Duration of response
"The duration of response to (onabotulinumtoxinA) in this study suggests adolescent patients may only need to be treated with this agent on average two or three times per year," Dr. Glaser says.
The primary efficacy evaluation was based on percentage of treatment responders defined by criteria relating to the four-point HDSS. Responders needed to demonstrate a two-grade or greater improvement after each of their first two treatment sessions; a two-grade or greater improvement after the first session and a one-grade improvement after the second session if their pretreatment HDSS score had improved to 3; or a two-grade or greater improvement after the first injection and no need for retreatment within 44 weeks. Of the 144 patients, 55 percent were treatment responders.
"The criteria for defining responders were very stringent, and we did see improvement in other measures, particularly in quality of life measures, even in patients who did not meet the responder definition. This was especially true with the quality of life measures," Dr. Glaser says.
Analyses of changes in HDSS scores for the first three treatment sessions showed statistically significant improvements were achieved consistently at four and eight weeks postinjection.
By four weeks after the second treatment session, almost two-thirds of the treated patients had an HDSS score of 1 (underarm sweating is never noticeable and never interferes with my daily function).
Results from gravimetric measurement of spontaneous resting axillary sweat production showed statistically significant reductions.
After each of the first two treatments, sweat production was reduced by an average of about 85 percent at four weeks and about 80 percent at eight weeks.
At four weeks after each of the first three treatment sessions, more than 90 percent of patients achieved a decrease in sweat production of at least 50 percent, and more than half achieved a 90 percent or greater reduction.
Quality of life
Quality of life impact was assessed using the Children’s Hyperhidrosis Impact Questionnaire and the Children’s Dermatology Life Quality Index. The results showed significant improvements were achieved in total scores and subscale domains at week 4, and they were maintained at week 8.
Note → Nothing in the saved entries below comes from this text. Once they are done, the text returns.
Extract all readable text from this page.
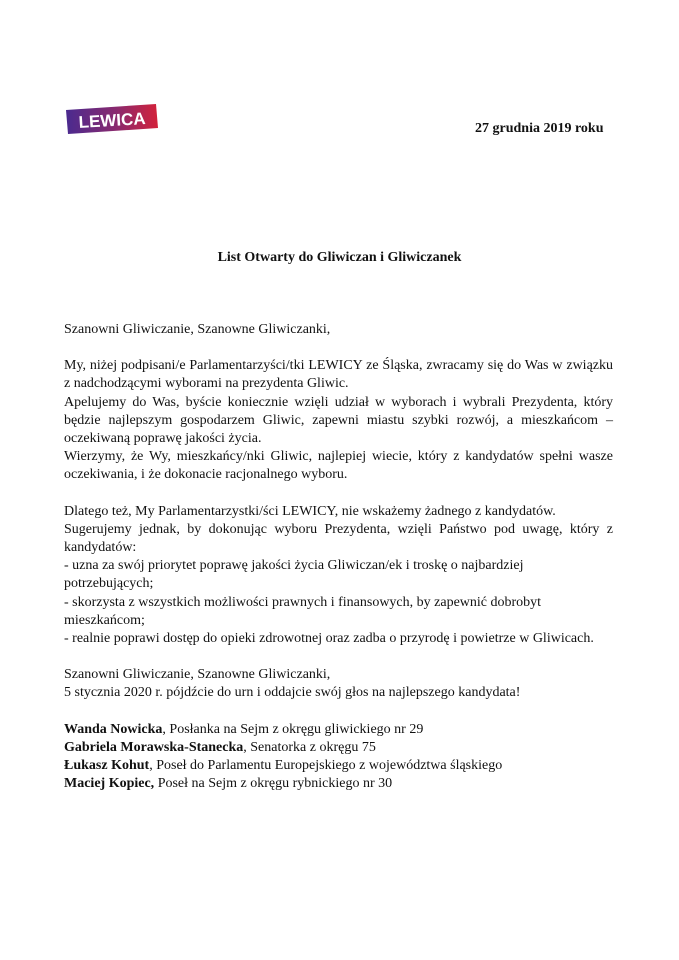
LEWICA	27 grudnia 2019 roku
List Otwarty do Gliwiczan i Gliwiczanek

Szanowni Gliwiczanie, Szanowne Gliwiczanki,

My, niżej podpisani/e Parlamentarzyści/tki LEWICY ze Śląska, zwracamy się do Was w związku z nadchodzącymi wyborami na prezydenta Gliwic.

Apelujemy do Was, byście koniecznie wzięli udział w wyborach i wybrali Prezydenta, który będzie najlepszym gospodarzem Gliwic, zapewni miastu szybki rozwój, a mieszkańcom – oczekiwaną poprawę jakości życia.

Wierzymy, że Wy, mieszkańcy/nki Gliwic, najlepiej wiecie, który z kandydatów spełni wasze oczekiwania, i że dokonacie racjonalnego wyboru.

Dlatego też, My Parlamentarzystki/ści LEWICY, nie wskażemy żadnego z kandydatów.

Sugerujemy jednak, by dokonując wyboru Prezydenta, wzięli Państwo pod uwagę, który z kandydatów:

- uzna za swój priorytet poprawę jakości życia Gliwiczan/ek i troskę o najbardziej potrzebujących;

- skorzysta z wszystkich możliwości prawnych i finansowych, by zapewnić dobrobyt mieszkańcom;

- realnie poprawi dostęp do opieki zdrowotnej oraz zadba o przyrodę i powietrze w Gliwicach.

Szanowni Gliwiczanie, Szanowne Gliwiczanki,

5 stycznia 2020 r. pójdźcie do urn i oddajcie swój głos na najlepszego kandydata!

Wanda Nowicka, Posłanka na Sejm z okręgu gliwickiego nr 29

Gabriela Morawska-Stanecka, Senatorka z okręgu 75

Łukasz Kohut, Poseł do Parlamentu Europejskiego z województwa śląskiego

Maciej Kopiec, Poseł na Sejm z okręgu rybnickiego nr 30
"Hyperhidrosis can have a significant detrimental quality of life impact, especially in teens, and it was remarkable to see how the patients’ perceived quality of life and self-esteem improved dramatically with effective treatment.
"The results showed the study participants were able to function better and participate more fully and more comfortably in school, sports and social situations, all of the things that are so important for normal psychosocial and emotional development while growing up," Dr. Glaser says.
No patients discontinued treatment because of an adverse event, and only eight (5.6 percent) patients had a treatment-related adverse event. Fewer than 3 percent of patients reported an injection-site related adverse event.
No patients developed neutralizing antibodies to onabotulinumtoxinA.
Disclosure: Dr. Glaser is a consultant for Allergan.